Wolcott's green lies along Center Road, a major secondary road in the town of Wolcott. The town lies just north of Waterbury, and is characterized today by loose and rather uncoordinated suburban development. The green is located in Wolcott Center, a small community that has existed since the last quarter of the 18th century. The green appears to be an open, triangular park, surrounded by houses, church and town hall. In actuality, the green also includes the church and town hall sites, along with strips of land in front of some of the houses. Center Road is moderately, heavily traveled; Bound Line Road and Kenea Avenue are quieter side roads. Another street, Farmingbury Lane, is a residential cul-de-sac running only a short distance from the green.
The Congregational Church dominates one side of the green; it is a Greek Revival structure with a two-stage tower and portico, and a parish house addition to one side. Next to the church is a flagpole dedicated to town residents who served in Operation Desert Storm. Across the green from the church stands the town hall, a building that has grown by several stages through the 20th century. The latest remodeling, completed in 1990, has left the town hall without a major door facing the green; the principal entrance is at the rear, where the parking lot is. On the side facing the green is a brick-paved terrace with three spotlit flagpoles; the terrace is edged with very young oak trees and small shrubs in a semi-circular mulched bed. A wooden sign (also spotlit) saying "Wolcott Town Hall" stands on a low curved wall in front and to one side of the terrace.

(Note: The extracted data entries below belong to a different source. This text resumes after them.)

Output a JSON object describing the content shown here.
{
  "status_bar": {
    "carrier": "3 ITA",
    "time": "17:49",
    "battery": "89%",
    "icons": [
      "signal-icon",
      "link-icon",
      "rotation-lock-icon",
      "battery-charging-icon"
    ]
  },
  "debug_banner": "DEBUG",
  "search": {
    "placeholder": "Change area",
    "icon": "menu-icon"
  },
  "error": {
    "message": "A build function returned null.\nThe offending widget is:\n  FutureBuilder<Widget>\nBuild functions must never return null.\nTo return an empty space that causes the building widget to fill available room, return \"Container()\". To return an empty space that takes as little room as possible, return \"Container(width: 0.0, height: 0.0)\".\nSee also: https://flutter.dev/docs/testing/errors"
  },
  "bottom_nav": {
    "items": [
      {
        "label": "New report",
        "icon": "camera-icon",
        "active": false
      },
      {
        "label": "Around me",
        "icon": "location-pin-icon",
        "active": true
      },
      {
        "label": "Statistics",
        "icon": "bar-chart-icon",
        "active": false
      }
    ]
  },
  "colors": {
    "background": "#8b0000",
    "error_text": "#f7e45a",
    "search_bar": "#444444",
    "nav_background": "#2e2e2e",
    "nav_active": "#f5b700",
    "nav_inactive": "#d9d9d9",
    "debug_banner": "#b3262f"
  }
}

The rest of the buildings facing the green are single-family houses; two built in the 18th century, three in the 19th, and one (the Congregational parsonage, next to the church) built in the mid-20th century.

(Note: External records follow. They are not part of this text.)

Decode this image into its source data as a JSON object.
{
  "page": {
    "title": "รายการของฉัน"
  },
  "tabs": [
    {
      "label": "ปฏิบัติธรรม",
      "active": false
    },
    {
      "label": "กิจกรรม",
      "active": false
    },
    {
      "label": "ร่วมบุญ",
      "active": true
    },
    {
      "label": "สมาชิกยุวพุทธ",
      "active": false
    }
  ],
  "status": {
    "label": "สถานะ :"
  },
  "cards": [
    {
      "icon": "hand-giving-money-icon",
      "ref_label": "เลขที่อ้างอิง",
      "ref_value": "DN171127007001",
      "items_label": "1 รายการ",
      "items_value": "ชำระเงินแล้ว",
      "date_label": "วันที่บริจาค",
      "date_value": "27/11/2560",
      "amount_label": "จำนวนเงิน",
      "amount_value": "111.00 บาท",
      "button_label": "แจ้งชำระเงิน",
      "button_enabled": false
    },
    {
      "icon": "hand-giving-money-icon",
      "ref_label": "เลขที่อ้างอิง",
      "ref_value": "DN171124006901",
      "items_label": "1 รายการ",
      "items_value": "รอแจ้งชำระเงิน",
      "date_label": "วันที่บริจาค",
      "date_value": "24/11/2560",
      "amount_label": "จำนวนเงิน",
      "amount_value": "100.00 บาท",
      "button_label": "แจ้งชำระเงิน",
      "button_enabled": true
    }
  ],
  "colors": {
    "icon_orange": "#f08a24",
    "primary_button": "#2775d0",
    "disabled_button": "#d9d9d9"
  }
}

The triangular park, or Green proper, is level and grassy. Large maple trees on it and some of the surrounding pieces of land give hints of the green's true extent, but the evidence is incomplete now. Smaller, but still mature, oaks and maples also stand in the park. More recently, very young beeches and flowering cherries have been planted along Center Road. A granite Civil War monument, erected in 1918, stands at the focal point of the green, in line between the church and the town hall. It is surrounded by small shrubs. To the east is an evergreen, apparently used as a town Christmas tree. At the point formed by the intersection of Kenea Avenue and Center Road is a short granite obelisk dedicated in 1993, to those who served in the world wars and in the Korean, Vietnam, and Persian Gulf wars. Short pine trees, ruthlessly trimmed, surround this monument. Benches stand near each corner of the park, and there is a picnic table near the corner of Kenea Avenue and Bound Line Road.